L’occasion pour les Iraniens de faire quelques mises au point dans une ambiance très cordiale, à presque un mois de la visite en France du président Rohani. « Nous pouvons nous mettre d’accord sur la liste de ceux qui pourraient participer à une gouvernance transitoire, a indiqué le ministre des Affaires étrangères, Mohammad Javad Zarif, à ses hôtes. Cette concession encourageante pourrait cependant être un trompe-l’œil. Elle est vite balayée par l’affirmation des priorités du régime : la lutte contre Daech, qui passe par « la reconstruction de l’armée syrienne », a indiqué le président de l’Assemblée, Ali Larijani. « Pour se battre au sol, la meilleure force reste l’armée syrienne, elle est motivée, car elle a intérêt à gagner », a martelé Larijani. « Il y a 140 000 hommes, ils sont en train de reprendre confiance depuis trois mois », a précisé le secrétaire du Conseil suprême de sécurité nationale, le vice-amiral Ali Shamkhani, homme clé du régime. Vaincre un ennemi aussi « insaisissable », n’est pas possible sans « mener le combat au sol », ajoute-t-il. Or, Bachar el-Assad en est « le seul chef possible », a-t-il ajouté.

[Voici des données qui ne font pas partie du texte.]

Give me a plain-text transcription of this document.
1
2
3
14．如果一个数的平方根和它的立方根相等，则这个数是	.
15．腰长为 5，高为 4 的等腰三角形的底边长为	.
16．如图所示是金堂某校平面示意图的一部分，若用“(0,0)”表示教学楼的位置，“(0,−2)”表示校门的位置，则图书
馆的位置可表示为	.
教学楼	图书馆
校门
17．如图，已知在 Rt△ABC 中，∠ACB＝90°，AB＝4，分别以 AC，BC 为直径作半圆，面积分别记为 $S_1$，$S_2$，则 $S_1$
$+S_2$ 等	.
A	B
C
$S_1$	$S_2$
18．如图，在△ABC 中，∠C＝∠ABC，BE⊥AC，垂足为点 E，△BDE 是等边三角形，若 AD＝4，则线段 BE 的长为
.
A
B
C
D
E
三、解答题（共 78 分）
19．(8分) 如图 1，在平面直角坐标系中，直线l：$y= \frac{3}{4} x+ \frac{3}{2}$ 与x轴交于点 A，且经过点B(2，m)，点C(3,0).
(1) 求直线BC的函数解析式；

D’un interlocuteur à l’autre, c’est ce même argument qui revient en dernier ressort : « Dites-nous par qui vous le remplacez ! », demandent à chaque fois les Iraniens. Une fois le dossier Daech sous contrôle, ceux-ci sont prêts à envisager une « formule évolutive de transition politique à Damas », résume un diplomate qui assistait aux entretiens. Mais Téhéran met en priorité l’accent sur la lutte sans merci contre Daech, dont l’armée syrienne est à ses yeux l’instrument principal.
Endoctrinement
« Il y a deux événements qui ont fait évoluer les esprits : l’intervention russe pour la Syrie, et les attentats de Paris », a précisé de son côté le président Hassan Rohani. « Il faut fermer la boîte à fabriquer Daech », a répété Ali Shamkhani. Pour y parvenir, il insiste notamment sur l’interruption des financements extérieurs. Les Iraniens pointent le doigt vers les pétromonarchies du Golfe, l’Arabie saoudite en premier lieu. Mais ils visent aussi la Turquie, assurant « avoir des preuves de circuits financiers ». Ali Velayati, le conseiller diplomatique d’Ali Khamenei, le guide suprême, a illustré son propos en descendant une carte de la région, qu’il a commentée au stylo laser : « La menace terroriste se répand désormais de l’Afghanistan à l’ouest de la Chine, et les talibans sont remplacés par les réseaux de Daech. » Selon lui, « tout cela est le résultat du travail d’endoctrinement des madrasas wahhabites. » Le message est clair : les terroristes contre lesquels l’Occident se bat ne sont pas chiites, mais sunnites. L’un des interlocuteurs a affirmé avoir des indications précises que « les terroristes impliqués dans les attentats du 13 novembre ont été formés par l’Arabie saoudite ».
Daech est « comme des morceaux de vitres cassées dans notre pain quotidien », a conclu l’ayatollah Rafsandjani, le vieux sage de la Révolution islamique.